When a non-empty filter pipeline is used with a group creation property list, the group will be created with the new group file format (see Group Implementations in HDF5). The filters will come into play only when dense storage is used (see H5P_SET_LINK_PHASE_CHANGE) and will be applied to the group’s fractal heap. The fractal heap will contain most of the the group’s link metadata, including link names. When working with group creation property lists, if you are adding a filter that is not in HDF5’s set of predefined filters, i.e., a user-defined or third-party filter, you must first determine that the filter will work for a group. See the discussion of the set local and can apply callback functions in H5Z_REGISTER. If multiple filters are set for a property list, they will be applied to each chunk of raw data for datasets or each block of the fractal heap for groups in the order in which they were set.
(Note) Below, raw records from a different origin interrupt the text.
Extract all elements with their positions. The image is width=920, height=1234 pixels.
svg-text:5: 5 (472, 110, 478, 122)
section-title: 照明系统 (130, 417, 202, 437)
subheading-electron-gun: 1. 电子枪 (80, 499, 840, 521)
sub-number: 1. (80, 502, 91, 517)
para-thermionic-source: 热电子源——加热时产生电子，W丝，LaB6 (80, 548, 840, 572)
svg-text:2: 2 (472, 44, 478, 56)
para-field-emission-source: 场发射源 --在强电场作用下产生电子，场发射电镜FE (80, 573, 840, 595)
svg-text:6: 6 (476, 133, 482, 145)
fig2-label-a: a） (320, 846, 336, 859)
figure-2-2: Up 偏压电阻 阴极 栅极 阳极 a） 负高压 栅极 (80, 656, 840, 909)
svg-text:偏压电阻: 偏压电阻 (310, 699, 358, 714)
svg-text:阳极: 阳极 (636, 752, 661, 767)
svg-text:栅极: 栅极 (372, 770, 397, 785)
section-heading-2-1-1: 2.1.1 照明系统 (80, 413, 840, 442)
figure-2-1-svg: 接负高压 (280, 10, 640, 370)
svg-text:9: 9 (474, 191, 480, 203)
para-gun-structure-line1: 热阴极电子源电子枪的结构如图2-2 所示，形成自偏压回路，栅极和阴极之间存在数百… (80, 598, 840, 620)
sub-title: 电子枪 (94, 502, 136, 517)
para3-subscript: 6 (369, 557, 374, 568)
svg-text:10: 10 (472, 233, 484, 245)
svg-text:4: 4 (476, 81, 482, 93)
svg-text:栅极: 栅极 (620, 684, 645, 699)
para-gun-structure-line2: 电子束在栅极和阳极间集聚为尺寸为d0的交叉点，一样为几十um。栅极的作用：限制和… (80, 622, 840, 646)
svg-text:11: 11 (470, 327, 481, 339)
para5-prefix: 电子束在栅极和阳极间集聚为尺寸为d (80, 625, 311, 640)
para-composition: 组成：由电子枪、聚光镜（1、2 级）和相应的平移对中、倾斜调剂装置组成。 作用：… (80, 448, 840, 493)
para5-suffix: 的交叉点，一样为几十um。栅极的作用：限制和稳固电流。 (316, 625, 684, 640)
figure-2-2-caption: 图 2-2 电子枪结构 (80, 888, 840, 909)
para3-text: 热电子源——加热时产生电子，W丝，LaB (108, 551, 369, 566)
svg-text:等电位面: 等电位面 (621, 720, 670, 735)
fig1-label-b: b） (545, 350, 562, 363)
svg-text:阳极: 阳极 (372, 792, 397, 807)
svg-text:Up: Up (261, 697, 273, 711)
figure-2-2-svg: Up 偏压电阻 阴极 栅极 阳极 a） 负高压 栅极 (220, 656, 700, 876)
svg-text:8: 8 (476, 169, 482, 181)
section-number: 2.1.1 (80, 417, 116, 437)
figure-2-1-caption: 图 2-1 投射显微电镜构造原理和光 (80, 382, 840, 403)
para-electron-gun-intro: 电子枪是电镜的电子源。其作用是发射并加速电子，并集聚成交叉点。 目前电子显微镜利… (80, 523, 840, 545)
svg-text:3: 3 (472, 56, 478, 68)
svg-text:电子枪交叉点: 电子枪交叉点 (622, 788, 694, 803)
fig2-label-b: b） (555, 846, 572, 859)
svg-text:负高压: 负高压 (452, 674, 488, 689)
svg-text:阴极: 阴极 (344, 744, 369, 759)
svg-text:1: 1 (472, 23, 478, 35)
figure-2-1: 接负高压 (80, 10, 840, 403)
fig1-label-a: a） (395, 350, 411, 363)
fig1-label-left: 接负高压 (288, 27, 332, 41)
Filters can be applied only to chunked datasets; they cannot be used with other dataset storage methods, such as contiguous, compact, or external datasets. Dataset elements of variable-length and dataset region reference datatypes are stored in separate structures in the file called heaps. Filters cannot currently be applied to these heaps. Filter Behavior in HDF5: Filters can be inserted into the HDF5 pipeline to perform functions such as compression and conversion. As such, they are a very flexible aspect of HDF5; for example, a user-defined filter could provide encryption for an HDF5 dataset. A filter can be declared as either required or optional. Required is the default status; optional status must be explicitly declared. A required filter that fails or is not defined causes an entire output operation to fail; if it was applied when the data was written, such a filter will cause an input operation to fail. The following table summarizes required filter behavior. | Required FILTER_X not available | FILTER_X available |
---|
H5Pset_<FILTER_X> | Will fail. | Will succeed. | H5Dwrite with FILTER_X set | Will fail. | Will succeed; FILTER_X will be applied to the data. | H5Dread with FILTER_X set | Will fail. | Will succeed. |
An optional filter can be set for an HDF5 dataset even when the filter is not available. Such a filter can then be applied to the dataset when it becomes available on the original system or when the file containing the dataset is processed on a system on which it is available. A filter can be declared as optional through the use of the H5Z_FLAG_OPTIONAL flag with H5P_SET_FILTER. Consider a situation where one is creating files that will normally be used only on systems where the optional (and fictional) filter FILTER_Z is routinely available. One can create those files on system A, which lacks FILTER_Z, create chunked datasets in the files with FILTER_Z defined in the dataset creation property list, and even write data to those datasets. The dataset object header will indicate that FILTER_Z has been associated with this dataset. But since system A does not have FILTER_Z, dataset chunks will be written without it being applied. HDF5 has a mechanism for determining whether chunks are actually written with the filters specified in the object header, so while the filter remains unavailable, system A will be able to read the data. Once the file is moved to system B, where FILTER_Z is available, HDF5 will apply FILTER_Z to any data rewritten or new data written in these datasets. Dataset chunks that have been written on system B will then be unreadable on system A; chunks that have not been re-written since being written on system A will remain readable on system A. All chunks will be readable on system B. The following table summarizes optional filter behavior. | FILTER_Z not available | FILTER_Z available with encode and decode | FILTER_Z available decode only |
---|
H5Pset_<FILTER_Z> | Will succeed. | Will succeed. | Will succeed. | H5Dwrite with FILTER_Z set | Will succeed; FILTER_Z will not be applied to the data. | Will succeed; FILTER_Z will be applied to the data. | Will succeed; FILTER_Z will not be applied to the data. | H5Dread with FILTER_Z set | Will succeed if FILTER_Z has not actually been applied to data. | Will succeed. | Will succeed. |
The above principles apply generally in the use of HDF5 optional filters insofar as HDF5 does as much as possible to complete an operation when an optional filter is unavailable. (The SZIP filter is an exception to this rule; see H5P_SET_SZIP for details.) Also see Data Flow Pipeline for H5Dread. |